Since in dynamic analysis the samples unpack in memory anyway, the original possibly packed samples were used. All portable executables are executed with VMRay Analyzer on a Windows 10 64-bit system for a maximum of three minutes without Internet connection. Afterwards, the JSON report of the Analysis Results Reference v1 have been downloaded and stored next to the sample in the folder structure.
The feature extraction component decomposes the user-related strings and behavior artifacts into 3-grams or 2-grams respectively and calculates the mutual information for the derived numpy
feature vector.
Furthermore, the abstract syntax tree nodes are simply counted and also stored in a numpy
feature vector.
Since the feature space for the n-grams gets very large, only the top 10% n-grams are selected using mutual information.

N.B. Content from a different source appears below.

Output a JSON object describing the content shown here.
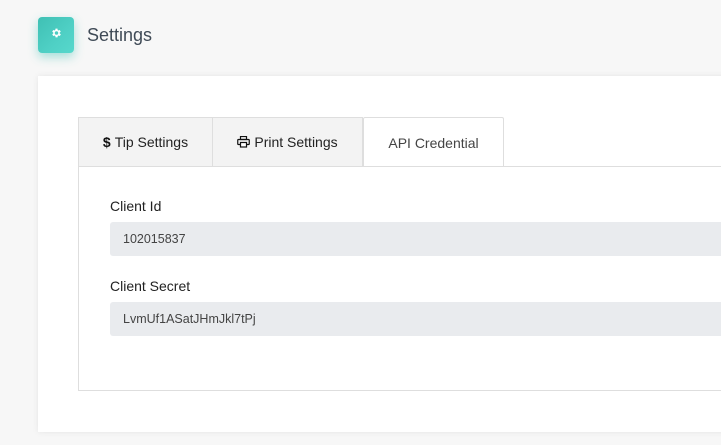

This feature selection has to be conducted eight times, because the 8-fold cross-validation splits the dataset into eight training sets with each seven folds.
The last component is the authorship identification, which first employs a feedforward neural network for the user-related string tri-grams and two random forests for the AST nodes and dynamic behavior bi-grams. Subsequently, the predictions are passed to the ensemble classifier with soft voting to output the final attribution.